Context for My Poem, “Shakespeare in a Park”:
This morning, I was thinking about my first experience with Shakespeare. I already knew his name but until third grade I had not experienced his work directly. Naturally, I found it baffling, opaque. But also oddly compelling. In writing this poem, I began thinking also of how baffling I found what I heard on the television news, saw in headline form in magazines and newspapers, and overheard in snippets of adult conversation. I am still baffled by politics and popular culture most of the time but still find seemingly random juxtapositions, like silk of one apparent color shot under with another color, another set of meaning.

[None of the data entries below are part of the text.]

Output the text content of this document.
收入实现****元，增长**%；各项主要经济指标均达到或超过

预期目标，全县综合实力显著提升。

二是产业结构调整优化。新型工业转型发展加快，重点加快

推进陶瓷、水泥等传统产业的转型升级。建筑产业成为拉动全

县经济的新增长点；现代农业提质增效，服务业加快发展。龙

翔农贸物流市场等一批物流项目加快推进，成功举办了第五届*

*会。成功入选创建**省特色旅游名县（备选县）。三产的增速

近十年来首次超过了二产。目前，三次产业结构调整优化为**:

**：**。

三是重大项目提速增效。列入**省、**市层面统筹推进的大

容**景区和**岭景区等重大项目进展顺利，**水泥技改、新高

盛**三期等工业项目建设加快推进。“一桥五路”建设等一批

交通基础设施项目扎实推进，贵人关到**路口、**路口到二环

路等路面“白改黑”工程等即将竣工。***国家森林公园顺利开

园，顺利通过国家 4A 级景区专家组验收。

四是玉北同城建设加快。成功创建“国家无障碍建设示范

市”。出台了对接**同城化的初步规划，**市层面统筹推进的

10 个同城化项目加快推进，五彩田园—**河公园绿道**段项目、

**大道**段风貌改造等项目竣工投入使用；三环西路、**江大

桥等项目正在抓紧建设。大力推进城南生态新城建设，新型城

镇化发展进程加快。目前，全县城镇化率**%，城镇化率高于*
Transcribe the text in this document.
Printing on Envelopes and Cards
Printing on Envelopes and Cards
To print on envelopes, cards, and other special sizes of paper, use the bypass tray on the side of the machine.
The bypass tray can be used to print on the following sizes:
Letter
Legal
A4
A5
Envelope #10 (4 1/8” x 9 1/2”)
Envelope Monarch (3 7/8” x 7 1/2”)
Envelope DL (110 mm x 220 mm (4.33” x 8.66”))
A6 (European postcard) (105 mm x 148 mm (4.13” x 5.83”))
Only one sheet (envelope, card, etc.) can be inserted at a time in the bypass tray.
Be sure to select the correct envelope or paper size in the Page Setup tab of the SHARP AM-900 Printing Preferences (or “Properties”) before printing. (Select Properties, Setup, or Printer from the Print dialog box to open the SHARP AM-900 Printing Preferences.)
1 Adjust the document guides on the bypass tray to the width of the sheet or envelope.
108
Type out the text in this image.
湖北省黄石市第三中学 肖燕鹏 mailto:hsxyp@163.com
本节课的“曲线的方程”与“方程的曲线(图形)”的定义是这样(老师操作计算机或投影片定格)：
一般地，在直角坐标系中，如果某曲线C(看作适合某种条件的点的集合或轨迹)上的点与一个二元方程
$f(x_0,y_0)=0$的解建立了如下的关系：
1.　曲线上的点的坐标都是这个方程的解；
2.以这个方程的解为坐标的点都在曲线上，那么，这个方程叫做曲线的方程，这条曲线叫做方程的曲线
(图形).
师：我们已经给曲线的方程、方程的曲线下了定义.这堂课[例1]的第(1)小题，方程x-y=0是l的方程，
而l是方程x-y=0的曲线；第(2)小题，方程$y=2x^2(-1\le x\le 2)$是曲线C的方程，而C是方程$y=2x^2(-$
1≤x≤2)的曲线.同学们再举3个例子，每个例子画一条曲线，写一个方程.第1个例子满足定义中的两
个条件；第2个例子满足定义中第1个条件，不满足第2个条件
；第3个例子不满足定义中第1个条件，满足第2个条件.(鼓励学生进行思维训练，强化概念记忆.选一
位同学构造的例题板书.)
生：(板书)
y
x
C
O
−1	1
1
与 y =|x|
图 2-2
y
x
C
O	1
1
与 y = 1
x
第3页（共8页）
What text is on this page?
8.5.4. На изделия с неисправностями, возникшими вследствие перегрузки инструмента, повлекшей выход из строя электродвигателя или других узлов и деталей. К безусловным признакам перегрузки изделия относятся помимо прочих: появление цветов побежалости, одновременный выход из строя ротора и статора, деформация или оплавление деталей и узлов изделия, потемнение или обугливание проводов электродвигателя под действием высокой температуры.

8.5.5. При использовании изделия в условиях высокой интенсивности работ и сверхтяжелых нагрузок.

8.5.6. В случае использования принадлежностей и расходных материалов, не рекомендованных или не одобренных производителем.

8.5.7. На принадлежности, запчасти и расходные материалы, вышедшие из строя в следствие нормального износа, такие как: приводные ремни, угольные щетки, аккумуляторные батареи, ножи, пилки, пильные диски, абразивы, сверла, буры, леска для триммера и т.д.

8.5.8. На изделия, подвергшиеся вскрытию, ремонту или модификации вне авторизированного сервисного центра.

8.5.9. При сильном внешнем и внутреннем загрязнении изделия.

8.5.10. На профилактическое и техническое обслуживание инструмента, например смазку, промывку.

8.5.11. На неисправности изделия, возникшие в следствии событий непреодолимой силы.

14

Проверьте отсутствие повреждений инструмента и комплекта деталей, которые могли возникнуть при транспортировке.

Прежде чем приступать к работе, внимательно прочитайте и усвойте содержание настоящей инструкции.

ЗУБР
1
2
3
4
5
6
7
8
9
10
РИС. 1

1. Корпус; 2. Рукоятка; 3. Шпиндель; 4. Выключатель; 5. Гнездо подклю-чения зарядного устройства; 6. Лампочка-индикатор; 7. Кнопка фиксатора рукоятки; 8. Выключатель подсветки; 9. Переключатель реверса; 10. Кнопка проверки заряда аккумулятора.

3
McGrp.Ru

The poem, “Shakespeare in a Park,” tries to give voice to that preoccupation as well as to a childhood memory. Portland, Oregon is known as the City of Roses, and the production to which I allude, “The Merry Wives of Windsor,” was held in the city’s International Test Rose Garden in Washington Park. I could no more make sense of the humor in this “Civilian Comedy” (thank you, Marjorie Garber, for this term) than I could understand why Ernest Borgnine of McHale’s Navy was supposed to be funny–he frightened me more than the Big Bad Wolf, and almost as much as descriptions that began surfacing the next year (1969) of the My Lai massacre. I couldn’t make sense of why people talked about burning flags and burning bras. I do know that I had loved meterical language (“Twas the Night Before Christmas,” “Madeline’s Rescue,” and “The Cremation of Sam McGee”) as a very young child, and 1968 was the year I first began to write my own poems. Perhaps the impulse was (and still is) an ongoing attempt to make sense of the worlds inside and around me.
Until tomorrow, LESLIE
Thank you for this comment! Yes, the time baffled me, and even the poem does now! But I am glad to hear that it speaks to you.
Leslie
Nice bit of personal history to know, Leslie! I share similar confusion during those times as well. It I didn’t see my first Shakespeare until many years later. So I loved imagining you taking the play in as wonder-filled and baffled as you were with the world!